Credit: Simulating eXtreme Spacetimes (SXS) project
From theory to evidence
Ripples in space-time, known as gravitational waves, were first predicted by Albert Einstein in 1916. But they wouldn't be confirmed until 2015, when the U.S. National Science Foundation's Laser Interferometer Gravitational-Wave Observatory (LIGO) detected the waves created by the collision of black holes 1.3 million light-years from Earth.
This groundbreaking work earned physicists Rainer Weiss, Barry Barish and Kip Thorne the 2017 Nobel Prize in physics.
Gravitational waves cause space to stretch and squeeze, which can be measured through LIGO's detection beams. The waves are 1,000 times smaller than the diameter of a proton, so the detectors must be extremely sensitive. LIGO's detectors consist of L-shaped vacuum tubes, each 4 kilometers long — just under 2.5 miles.

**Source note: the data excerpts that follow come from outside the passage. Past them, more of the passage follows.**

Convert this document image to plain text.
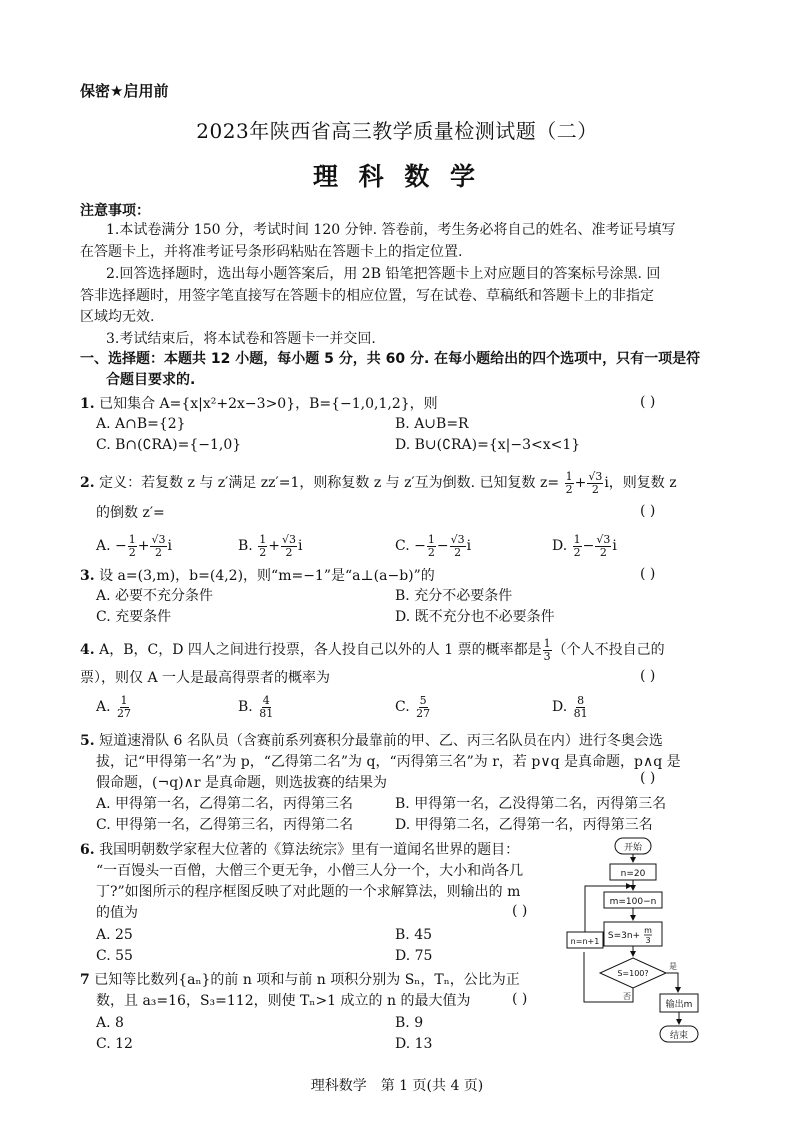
保密★启用前
2023年陕西省高三教学质量检测试题（二）
理 科 数 学
注意事项：
1.本试卷满分 150 分，考试时间 120 分钟. 答卷前，考生务必将自己的姓名、准考证号填写
在答题卡上，并将准考证号条形码粘贴在答题卡上的指定位置.
2.回答选择题时，选出每小题答案后，用 2B 铅笔把答题卡上对应题目的答案标号涂黑. 回
答非选择题时，用签字笔直接写在答题卡的相应位置，写在试卷、草稿纸和答题卡上的非指定
区域均无效.
3.考试结束后，将本试卷和答题卡一并交回.
一、选择题：本题共 12 小题，每小题 5 分，共 60 分. 在每小题给出的四个选项中，只有一项是符
合题目要求的.
1. 已知集合 A={x|x²+2x−3>0}，B={−1,0,1,2}，则	( )
A. A∩B={2}	B. A∪B=R
C. B∩(∁RA)={−1,0}	D. B∪(∁RA)={x|−3<x<1}
2. 定义：若复数 z 与 z′满足 zz′=1，则称复数 z 与 z′互为倒数. 已知复数 $z= \frac{1}{2} + \frac{√3}{2}$ i，则复数 z
的倒数 z′=	( )
A. − $\frac{1}{2} + \frac{√3}{2}$ i	B. $\frac{1}{2} + \frac{√3}{2}$ i	C. − $\frac{1}{2} - \frac{√3}{2}$ i	D. $\frac{1}{2} - \frac{√3}{2}$ i
3. 设 a=(3,m)，b=(4,2)，则“m=−1”是“a⊥(a−b)”的	( )
A. 必要不充分条件	B. 充分不必要条件
C. 充要条件	D. 既不充分也不必要条件
4. A，B，C，D 四人之间进行投票，各人投自己以外的人 1 票的概率都是 $\frac{1}{3}$ （个人不投自己的
票），则仅 A 一人是最高得票者的概率为	( )
A. $\frac{1}{27}$	B. $\frac{4}{81}$	C. $\frac{5}{27}$	D. $\frac{8}{81}$
5. 短道速滑队 6 名队员（含赛前系列赛积分最靠前的甲、乙、丙三名队员在内）进行冬奥会选
拔，记“甲得第一名”为 p，“乙得第二名”为 q，“丙得第三名”为 r，若 p∨q 是真命题，p∧q 是
假命题，(¬q)∧r 是真命题，则选拔赛的结果为	( )
A. 甲得第一名，乙得第二名，丙得第三名	B. 甲得第一名，乙没得第二名，丙得第三名
C. 甲得第一名，乙得第三名，丙得第二名	D. 甲得第二名，乙得第一名，丙得第三名
6. 我国明朝数学家程大位著的《算法统宗》里有一道闻名世界的题目：
“一百馒头一百僧，大僧三个更无争，小僧三人分一个，大小和尚各几
丁?”如图所示的程序框图反映了对此题的一个求解算法，则输出的 m
的值为	( )
A. 25	B. 45
C. 55	D. 75
7 已知等比数列{aₙ}的前 n 项和与前 n 项积分别为 Sₙ，Tₙ，公比为正
数，且 a₃=16，S₃=112，则使 Tₙ>1 成立的 n 的最大值为	( )
A. 8	B. 9
C. 12	D. 13
开始
n=20
m=100−n
S=3n+
m
3
S=100?
是
否
n=n+1
输出m
结束
理科数学　第 1 页(共 4 页)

An interferometer detects the interference between waves (i.e., light, radio or sound). When similar types of waves are in sync, it creates a larger signal that the interferometer can detect. The more out of sync the waves are, the less of the signal is detectable.
To the future and beyond
Since this first milestone, LIGO's new enhancements have turned the detection of once elusive gravitational waves into a weekly occurrence, opening a new window to the universe.
The observatory has also detected a mysterious object that could be the heaviest neutron star or the lightest black hole ever discovered, and in 2017, alongside the European Virgo detector, recorded the collision of two neutron stars.